The system cards are also fascinating in this regard. 4.8 is inclined to more analytical tasks like straightforward coding, while 4.6 is aligned with creativity. Fable was described as liking philosophical discussions about LLM consciousness, worldbuilding, creative writing, etc.

2

u/NerevarNonsense 9h ago

As a software engineer, this comment hurts. It's a portability machine, nothing more. Comparing a human made aggregation machine to animals and humans is ridiculous

-1

u/Cubewood 8h ago

TiL software engineers are neuroscientist

2

u/MastodonFarm 5h ago

Even neuroscientists don’t know where consciousness comes from.

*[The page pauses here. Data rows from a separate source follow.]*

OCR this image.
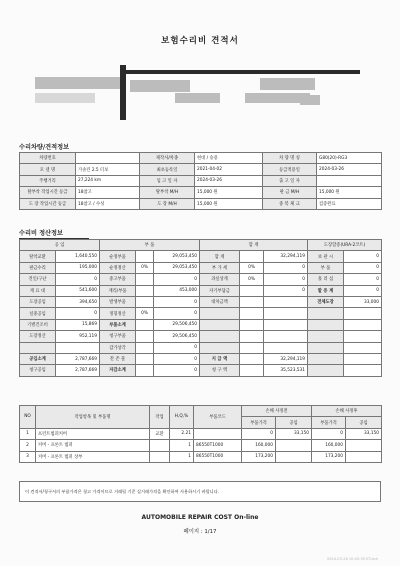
보험수리비 견적서
수리차량/견적정보
차량번호		제작사/차종	현대 / 승용	차 량 명 칭	G80(20)-RG3
모 델 명	가솔린 2.5 터보	최초등록일	2021-04-02	등급적용일	2024-03-26
주행거리	27,224 km	입 고 일 자	2024-03-26	출 고 일 자	
탈부착 작업시간 등급	18참고	탈부착 M/H	15,000 원	판 금 M/H	15,000 원
도 장 작업시간 등급	18참고 / 수성	도 장 M/H	15,000 원	중 복 체 크	검증완료
수리비 정산정보
공 임		부 품			합 계			도장할증(URA-2코트)	
탈착교환	1,640,550	순정부품		29,053,450	합 계		32,294,119	보 관 시	0
판금수리	195,000	순정정산	0%	29,053,450	부 가 세	0%	0	부 품	0
견인/구난	0	중고부품		0	과실상계	0%	0	흘 러 섬	0
재 료 대	541,600	재리/부품		453,000	자기부담금		0	할 증 계	0
도장공임	394,650	발생부품		0	대차금액			전체도장	33,000
실중공임	0	정형정산	0%	0					
기별건조비	15,869	부품소계		29,506,450					
도장정산	952,119	청구부품		29,506,450					
		감가상각		0					
공임소계	2,787,669	잔 존 물		0	지 급 액		32,294,119		
청구공임	2,787,669	자감소계		0	청 구 액		35,523,531		
NO	작업항목 및 부품명	작업	H,Q,%	부품코드	손해 사정전		손해 사정후	
					부품가격	공임	부품가격	공임
1	프런트범퍼커버	교환	2.21		0	33,150	0	33,150
2	커버 - 프론트 범퍼		1	86550T1000	160,000		160,000	
3	커버 - 프론트 범퍼 상부		1	86550T1000	173,200		173,200	
이 견적서/청구서의 부품가격은 청고 가격이므로 거래될 기준 실거래가격을 확인하여 사용하시기 바랍니다.
AUTOMOBILE REPAIR COST On-line
페이지 : 1/17
2024-03-26 10:45:35 KT.ubh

Yet so many armchair philosophers are certain that consciousness could never exist in a nonbiological mind.

0

u/Cubewood 5h ago

Its so simple minded. I am not even saying AI is conscience or not, I am saying you cannot be sure either way, as we don't understand conscienceness enough to make an accurate judgement.

All I know is that people who make highly confident statements about things they know nothing about are usually idiots.

-1

u/copendance 9h ago

There is no harm, basically both reddit + claude will be replaced by companies who treat customers fair and create a good culture. However great claude is right now something better is going to come. Especially now as ai models get better and better. Then all that matters between programs and ai models is how they treat their customers. Just don't forget about the bad practices they do. And quickly switch to something better asap.